Não escrevo porque tive a audácia de jogar meu tempo pela janela e aguardar sentado e sozinho o pôr do sol. Não escrevo porque não li Manuel Bandeira e não soube que seu balão caira nas águas puras do mar alto. Não escrevo porque vi uma constelação em noite mais negra que a morte e ao maravilhar-me, emudeci. Não escrevo porque dei com a cara na porta das possibilidades infinitas e essas, ao me libertarem, tornaram-me aquele que viria a ser. Não escrevo porque não entendi a harmonia das obras de Beto Guedes e a sua Janela Lateral, seu Amor de Índio e seu Sol de Primavera.

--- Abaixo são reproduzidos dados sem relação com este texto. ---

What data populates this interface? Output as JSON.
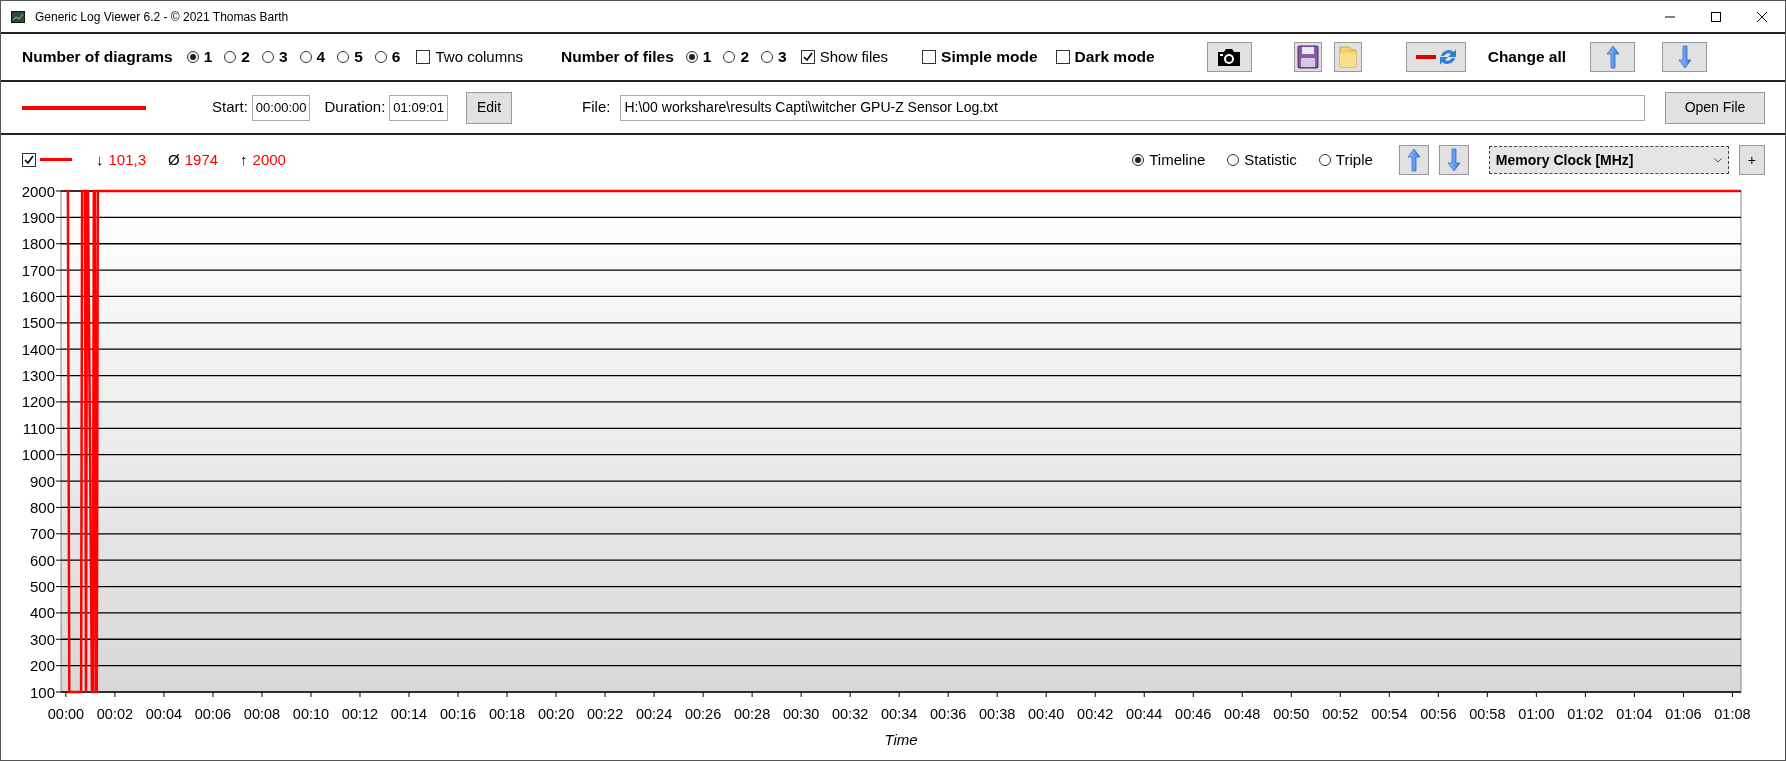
{
  "window": {
    "title": "Generic Log Viewer 6.2 - © 2021 Thomas Barth"
  },
  "toolbar": {
    "diagrams_label": "Number of diagrams",
    "diagram_options": [
      {
        "label": "1",
        "selected": true
      },
      {
        "label": "2",
        "selected": false
      },
      {
        "label": "3",
        "selected": false
      },
      {
        "label": "4",
        "selected": false
      },
      {
        "label": "5",
        "selected": false
      },
      {
        "label": "6",
        "selected": false
      }
    ],
    "two_columns": {
      "label": "Two columns",
      "checked": false
    },
    "files_label": "Number of files",
    "file_options": [
      {
        "label": "1",
        "selected": true
      },
      {
        "label": "2",
        "selected": false
      },
      {
        "label": "3",
        "selected": false
      }
    ],
    "show_files": {
      "label": "Show files",
      "checked": true
    },
    "simple_mode": {
      "label": "Simple mode",
      "checked": false
    },
    "dark_mode": {
      "label": "Dark mode",
      "checked": false
    },
    "change_all_label": "Change all"
  },
  "file_bar": {
    "start_label": "Start:",
    "start_value": "00:00:00",
    "duration_label": "Duration:",
    "duration_value": "01:09:01",
    "edit_button": "Edit",
    "file_label": "File:",
    "file_value": "H:\\00 workshare\\results Capti\\witcher GPU-Z Sensor Log.txt",
    "open_button": "Open File"
  },
  "diagram": {
    "visible": true,
    "stats": [
      {
        "symbol": "↓",
        "value": "101,3"
      },
      {
        "symbol": "Ø",
        "value": "1974"
      },
      {
        "symbol": "↑",
        "value": "2000"
      }
    ],
    "views": [
      {
        "label": "Timeline",
        "selected": true
      },
      {
        "label": "Statistic",
        "selected": false
      },
      {
        "label": "Triple",
        "selected": false
      }
    ],
    "add_button": "+",
    "chart_data": {
      "type": "line",
      "grid": true,
      "xlabel": "Time",
      "xlim": [
        -0.2,
        68.35
      ],
      "ylim": [
        100,
        2000
      ],
      "x": [
        0,
        0.08,
        0.14,
        0.62,
        0.66,
        0.78,
        0.82,
        0.86,
        0.9,
        1.06,
        1.1,
        1.14,
        1.18,
        1.22,
        1.26,
        1.3,
        1.34,
        68.3
      ],
      "series": [
        {
          "name": "Memory Clock [MHz]",
          "color": "#ff0000",
          "values": [
            2000,
            2000,
            100,
            100,
            2000,
            2000,
            100,
            2000,
            2000,
            100,
            100,
            2000,
            2000,
            100,
            100,
            2000,
            2000,
            2000
          ]
        }
      ],
      "yticks": [
        100,
        200,
        300,
        400,
        500,
        600,
        700,
        800,
        900,
        1000,
        1100,
        1200,
        1300,
        1400,
        1500,
        1600,
        1700,
        1800,
        1900,
        2000
      ],
      "xticks": [
        {
          "value": 0,
          "label": "00:00"
        },
        {
          "value": 2,
          "label": "00:02"
        },
        {
          "value": 4,
          "label": "00:04"
        },
        {
          "value": 6,
          "label": "00:06"
        },
        {
          "value": 8,
          "label": "00:08"
        },
        {
          "value": 10,
          "label": "00:10"
        },
        {
          "value": 12,
          "label": "00:12"
        },
        {
          "value": 14,
          "label": "00:14"
        },
        {
          "value": 16,
          "label": "00:16"
        },
        {
          "value": 18,
          "label": "00:18"
        },
        {
          "value": 20,
          "label": "00:20"
        },
        {
          "value": 22,
          "label": "00:22"
        },
        {
          "value": 24,
          "label": "00:24"
        },
        {
          "value": 26,
          "label": "00:26"
        },
        {
          "value": 28,
          "label": "00:28"
        },
        {
          "value": 30,
          "label": "00:30"
        },
        {
          "value": 32,
          "label": "00:32"
        },
        {
          "value": 34,
          "label": "00:34"
        },
        {
          "value": 36,
          "label": "00:36"
        },
        {
          "value": 38,
          "label": "00:38"
        },
        {
          "value": 40,
          "label": "00:40"
        },
        {
          "value": 42,
          "label": "00:42"
        },
        {
          "value": 44,
          "label": "00:44"
        },
        {
          "value": 46,
          "label": "00:46"
        },
        {
          "value": 48,
          "label": "00:48"
        },
        {
          "value": 50,
          "label": "00:50"
        },
        {
          "value": 52,
          "label": "00:52"
        },
        {
          "value": 54,
          "label": "00:54"
        },
        {
          "value": 56,
          "label": "00:56"
        },
        {
          "value": 58,
          "label": "00:58"
        },
        {
          "value": 60,
          "label": "01:00"
        },
        {
          "value": 62,
          "label": "01:02"
        },
        {
          "value": 64,
          "label": "01:04"
        },
        {
          "value": 66,
          "label": "01:06"
        },
        {
          "value": 68,
          "label": "01:08"
        }
      ]
    }
  }
}
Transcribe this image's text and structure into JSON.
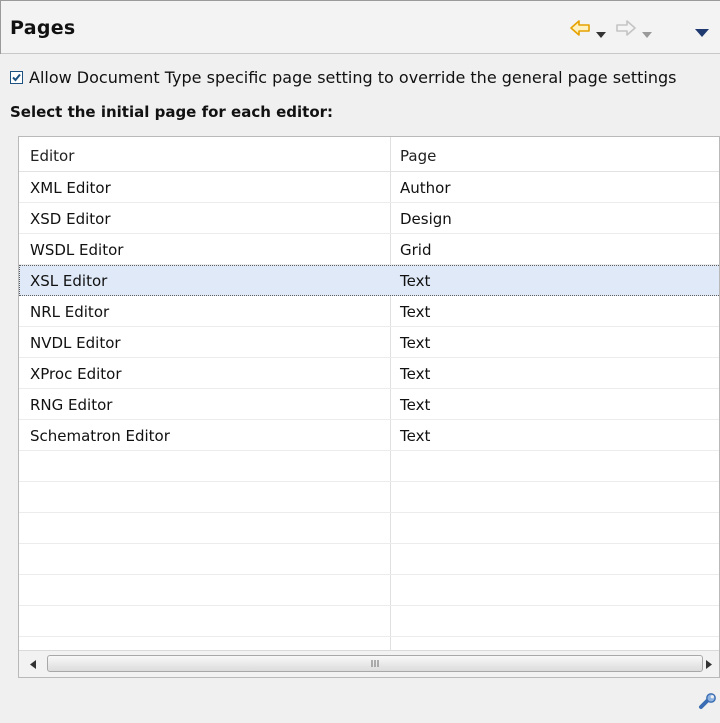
{
  "header": {
    "title": "Pages",
    "icons": [
      "back-arrow-icon",
      "back-dropdown-icon",
      "forward-arrow-icon",
      "forward-dropdown-icon",
      "view-menu-icon"
    ]
  },
  "override": {
    "checked": true,
    "label": "Allow Document Type specific page setting to override the general page settings"
  },
  "section_label": "Select the initial page for each editor:",
  "table": {
    "columns": [
      "Editor",
      "Page"
    ],
    "rows": [
      {
        "editor": "XML Editor",
        "page": "Author"
      },
      {
        "editor": "XSD Editor",
        "page": "Design"
      },
      {
        "editor": "WSDL Editor",
        "page": "Grid"
      },
      {
        "editor": "XSL Editor",
        "page": "Text"
      },
      {
        "editor": "NRL Editor",
        "page": "Text"
      },
      {
        "editor": "NVDL Editor",
        "page": "Text"
      },
      {
        "editor": "XProc Editor",
        "page": "Text"
      },
      {
        "editor": "RNG Editor",
        "page": "Text"
      },
      {
        "editor": "Schematron Editor",
        "page": "Text"
      }
    ],
    "selected_row": 3
  },
  "colors": {
    "accent_arrow": "#e6a100",
    "selection": "#dfe9f7",
    "check_blue": "#1c5180"
  },
  "footer": {
    "icon": "wrench-icon"
  }
}
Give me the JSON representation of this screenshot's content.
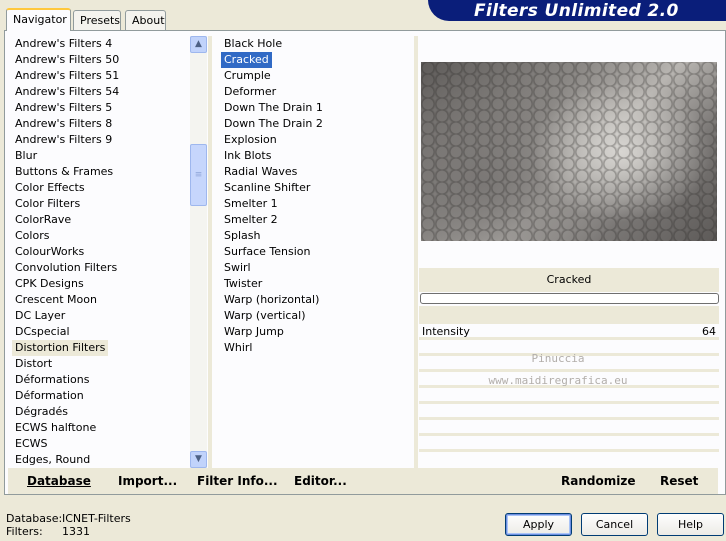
{
  "window": {
    "title": "Filters Unlimited 2.0",
    "tabs": [
      "Navigator",
      "Presets",
      "About"
    ]
  },
  "categories": [
    "Andrew's Filters 4",
    "Andrew's Filters 50",
    "Andrew's Filters 51",
    "Andrew's Filters 54",
    "Andrew's Filters 5",
    "Andrew's Filters 8",
    "Andrew's Filters 9",
    "Blur",
    "Buttons & Frames",
    "Color Effects",
    "Color Filters",
    "ColorRave",
    "Colors",
    "ColourWorks",
    "Convolution Filters",
    "CPK Designs",
    "Crescent Moon",
    "DC Layer",
    "DCspecial",
    "Distortion Filters",
    "Distort",
    "Déformations",
    "Déformation",
    "Dégradés",
    "ECWS halftone",
    "ECWS",
    "Edges, Round"
  ],
  "selected_category": "Distortion Filters",
  "filters": [
    "Black Hole",
    "Cracked",
    "Crumple",
    "Deformer",
    "Down The Drain 1",
    "Down The Drain 2",
    "Explosion",
    "Ink Blots",
    "Radial Waves",
    "Scanline Shifter",
    "Smelter 1",
    "Smelter 2",
    "Splash",
    "Surface Tension",
    "Swirl",
    "Twister",
    "Warp (horizontal)",
    "Warp (vertical)",
    "Warp Jump",
    "Whirl"
  ],
  "selected_filter": "Cracked",
  "preview": {
    "filter_name": "Cracked",
    "progress": 0,
    "watermark": [
      "Pinuccia",
      "www.maidiregrafica.eu"
    ]
  },
  "parameters": [
    {
      "name": "Intensity",
      "value": "64"
    }
  ],
  "toolbar": {
    "database": "Database",
    "import": "Import...",
    "filter_info": "Filter Info...",
    "editor": "Editor...",
    "randomize": "Randomize",
    "reset": "Reset"
  },
  "status": {
    "database_label": "Database:",
    "database_value": "ICNET-Filters",
    "filters_label": "Filters:",
    "filters_value": "1331"
  },
  "buttons": {
    "apply": "Apply",
    "cancel": "Cancel",
    "help": "Help"
  },
  "colors": {
    "selection": "#316ac5",
    "banner": "#0a1e7a",
    "dialog_bg": "#ece9d8"
  }
}
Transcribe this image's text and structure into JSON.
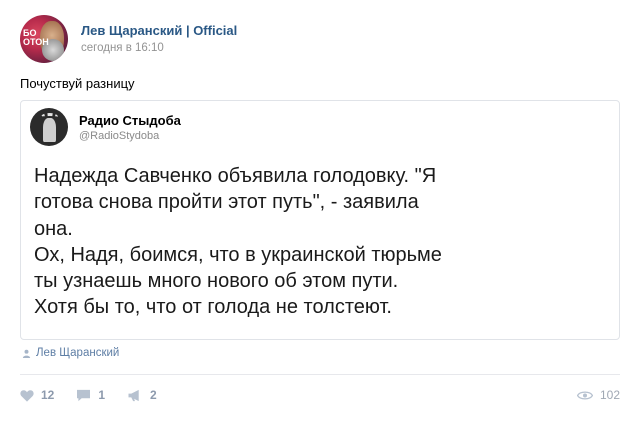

Não escrevo quando a felicidade bate a porta me chamando para sonhar. Não escrevo sobre experiências oníricas porque me falta talento para a imaginação e para o transcendental. Não escrevo porque não tive incentivo e porque os livros eram caros. Não escrevo pois estou de barriga cheia e a geladeira lotada. Não escrevo quando há oferta demais e vitrines de coisas que jamais precisei.

Não escrevo para super-homens, candidatos a heróis e salvadores da pátria porque eles têm a sua própria medida de hipocrisia. Não escrevo para funcionários púbicos que se encostaram na mesa e contam os dias e as horas para voltarem para casa ou se aposentarem. Não escrevo para palacianos porque minhas palavras não atendem ao protocolo e ao cerimonial, muito menos ao orgulho, à honra e à hipocrisia que se desprendem de tudo isso e cheiram a pus.

Não escrevo porque meus professores de escola pública resolveram me ensinar gramática ao invés de me incentivar a ler. Não escrevo porque tenho medo de expor-me; desnudar-me e ser criticado. Não escrevo porque me apavora ser comparado ao escritor célebre autor de auto-ajuda; não escrevo porque tenho sequestrado em mim a coragem dos suicidas. Não escrevo porque me convidam para o chá da tarde com conversinhas amenas, não escrevo porque tenho que lavar meu carro; não escrevo porque estou em um engarrafamento de tédio e de prédios. Não escrevo porque me deram de presente uma TV de plasma com assinatura de canais com filmes espetaculares.

Não escrevo porque sou hóspede de um Profeta sem morada e escrever sobre estrelas, quasares e poeira cósmica só seria redundância.